Sind mehrere Personen Mieter der Wohnung, müssen die anderen Mieter keine Kündigung befürchten, da der Insolvenzverwalter kein Sonderkündigungsrecht für den Mietvertrag des Schuldners ausüben kann.
Die Insolvenz des Mieters allein ist nach der Insolvenzordnung für den Vermieter kein gesetzlich anerkannter Kündigungsgrund mehr. Bezahlt der Mieter die Miete trotz Insolvenz weiter – z.B. unter Verwendung seines Pfändungsfreibetrages – kann der Vermieter nicht kündigen. Stellt der Mieter (nach Stellung des Insolvenzantrages) die Mietzahlungen ein, kann nach den gängigen Regeln des Bürgerlichen Gesetzbuches wegen Verzuges mit der Mietzahlung gekündigt werden. Zulässig sind auch weitere nach dem BGB gesetzlich zulässige Kündigungsgründe (z.B. Eigenbedarf). Es muss ein berechtigtes Interesse des Vermieters vorliegen, mit dem die Kündigung begründet wird.

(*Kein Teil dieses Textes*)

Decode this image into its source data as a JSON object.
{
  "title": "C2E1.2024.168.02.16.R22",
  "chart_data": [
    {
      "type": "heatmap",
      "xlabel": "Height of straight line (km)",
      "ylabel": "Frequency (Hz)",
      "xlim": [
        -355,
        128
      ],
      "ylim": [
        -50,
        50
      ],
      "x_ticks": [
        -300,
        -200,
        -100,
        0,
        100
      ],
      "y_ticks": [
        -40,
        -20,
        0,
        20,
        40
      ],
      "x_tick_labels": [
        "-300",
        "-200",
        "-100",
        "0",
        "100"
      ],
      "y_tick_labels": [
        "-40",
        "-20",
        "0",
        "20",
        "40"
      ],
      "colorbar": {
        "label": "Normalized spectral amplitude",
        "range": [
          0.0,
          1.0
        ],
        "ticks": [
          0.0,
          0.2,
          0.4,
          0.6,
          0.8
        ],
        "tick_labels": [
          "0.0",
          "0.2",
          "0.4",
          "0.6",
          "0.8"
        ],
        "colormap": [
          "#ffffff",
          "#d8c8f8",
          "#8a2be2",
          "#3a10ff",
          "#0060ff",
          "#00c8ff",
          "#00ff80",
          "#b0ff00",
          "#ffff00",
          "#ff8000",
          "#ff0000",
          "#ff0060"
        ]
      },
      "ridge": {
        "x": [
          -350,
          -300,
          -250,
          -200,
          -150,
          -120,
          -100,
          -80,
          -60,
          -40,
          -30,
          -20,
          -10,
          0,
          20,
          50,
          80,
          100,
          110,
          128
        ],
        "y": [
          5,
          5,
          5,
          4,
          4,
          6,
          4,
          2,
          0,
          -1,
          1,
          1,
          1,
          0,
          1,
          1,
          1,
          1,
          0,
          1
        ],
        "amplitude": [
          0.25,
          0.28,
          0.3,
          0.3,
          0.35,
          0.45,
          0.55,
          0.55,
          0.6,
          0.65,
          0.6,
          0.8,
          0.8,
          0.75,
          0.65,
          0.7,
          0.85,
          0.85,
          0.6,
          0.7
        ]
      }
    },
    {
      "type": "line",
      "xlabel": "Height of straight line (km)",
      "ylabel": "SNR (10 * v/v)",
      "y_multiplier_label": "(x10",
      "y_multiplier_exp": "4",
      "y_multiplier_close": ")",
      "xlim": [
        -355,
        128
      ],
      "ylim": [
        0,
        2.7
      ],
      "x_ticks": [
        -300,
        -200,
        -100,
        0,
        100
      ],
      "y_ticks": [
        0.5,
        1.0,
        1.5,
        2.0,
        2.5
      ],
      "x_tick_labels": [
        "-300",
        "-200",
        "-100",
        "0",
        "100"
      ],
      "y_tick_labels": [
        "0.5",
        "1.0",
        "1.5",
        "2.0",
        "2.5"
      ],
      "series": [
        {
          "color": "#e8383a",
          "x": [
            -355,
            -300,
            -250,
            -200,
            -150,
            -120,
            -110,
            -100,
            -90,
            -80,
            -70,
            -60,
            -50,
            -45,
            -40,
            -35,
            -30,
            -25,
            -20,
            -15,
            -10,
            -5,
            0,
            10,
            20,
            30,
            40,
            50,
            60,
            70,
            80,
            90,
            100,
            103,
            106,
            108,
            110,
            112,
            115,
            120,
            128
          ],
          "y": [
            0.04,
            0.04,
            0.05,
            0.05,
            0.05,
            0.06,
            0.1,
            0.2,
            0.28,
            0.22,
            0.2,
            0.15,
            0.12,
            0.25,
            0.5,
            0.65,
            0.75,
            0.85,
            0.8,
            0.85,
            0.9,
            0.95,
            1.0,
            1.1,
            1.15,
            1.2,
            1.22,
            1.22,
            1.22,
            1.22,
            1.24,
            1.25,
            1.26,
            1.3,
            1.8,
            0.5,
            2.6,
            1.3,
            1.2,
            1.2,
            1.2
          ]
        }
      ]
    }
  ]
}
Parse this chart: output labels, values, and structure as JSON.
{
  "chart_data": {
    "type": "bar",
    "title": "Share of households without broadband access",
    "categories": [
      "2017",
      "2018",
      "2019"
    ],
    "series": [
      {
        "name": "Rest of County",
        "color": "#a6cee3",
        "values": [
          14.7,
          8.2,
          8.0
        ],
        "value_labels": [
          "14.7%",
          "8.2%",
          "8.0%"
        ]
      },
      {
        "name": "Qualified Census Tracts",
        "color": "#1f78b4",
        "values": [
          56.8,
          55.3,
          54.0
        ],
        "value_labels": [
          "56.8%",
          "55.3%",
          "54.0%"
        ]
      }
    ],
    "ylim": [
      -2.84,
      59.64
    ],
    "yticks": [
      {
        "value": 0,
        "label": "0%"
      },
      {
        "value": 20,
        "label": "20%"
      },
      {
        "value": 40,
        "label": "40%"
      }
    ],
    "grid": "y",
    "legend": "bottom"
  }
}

Es ist umstritten, wem gegenüber der Vermieter die Kündigung erklären muss. Sicherheitshalber sollte die Kündigung sowohl dem Mieter als auch dem Insolvenzverwalter zugestellt werden.
Nach dem Antrag auf Eröffnung des Insolvenzverfahrens ist eine Kündigung durch den Vermieter aus folgenden Gründen gesetzlich ausgeschlossen:
- Verzug mit der Mietzahlung in der Zeit vor dem Insolvenzantrag,
- Verschlechterung der Vermögensverhältnisse des Schuldners.
Der Bundesgerichtshof hat am 17. Juni 2015 entschieden, dass bei Vorliegen einer Entlastungserklärung des Insolvenzverwalters bzw. im Verbraucherinsolvenzverfahren des Treuhänders hinsichtlich des Wohnungs-Mietverhältnisses eine vermieterseitige Kündigung auch wegen Mietrückständen möglich ist, die vor Stellung des Insolvenzantrages aufgelaufen sind. Denn mit der „Freigabeerklärung “ durch den Treuhänder falle das Mietverhältnis nicht mehr unter die Regelungen der Insolvenzordnung und stünde wieder zur Disposition der Vertragsparteien im Rahmen der mietrechtlichen Vorschriften (Az. VIII ZR 19/14).
Eine Besonderheit gilt, wenn der Insolvenzantrag bereits gestellt ist, die Mietwohnung aber noch nicht an den Mieter übergeben wurde. Der Insolvenzverwalter (an Stelle des Mieters) und der Vermieter können vom Vertrag zurücktreten. Jede Seite kann die andere dazu auffordern, innerhalb einer zweiwöchigen Frist mitzuteilen, ob ein Rücktritt beabsichtigt ist. Äußert sich die andere Seite innerhalb der Frist nicht, ist das Rücktrittsrecht für sie verfallen.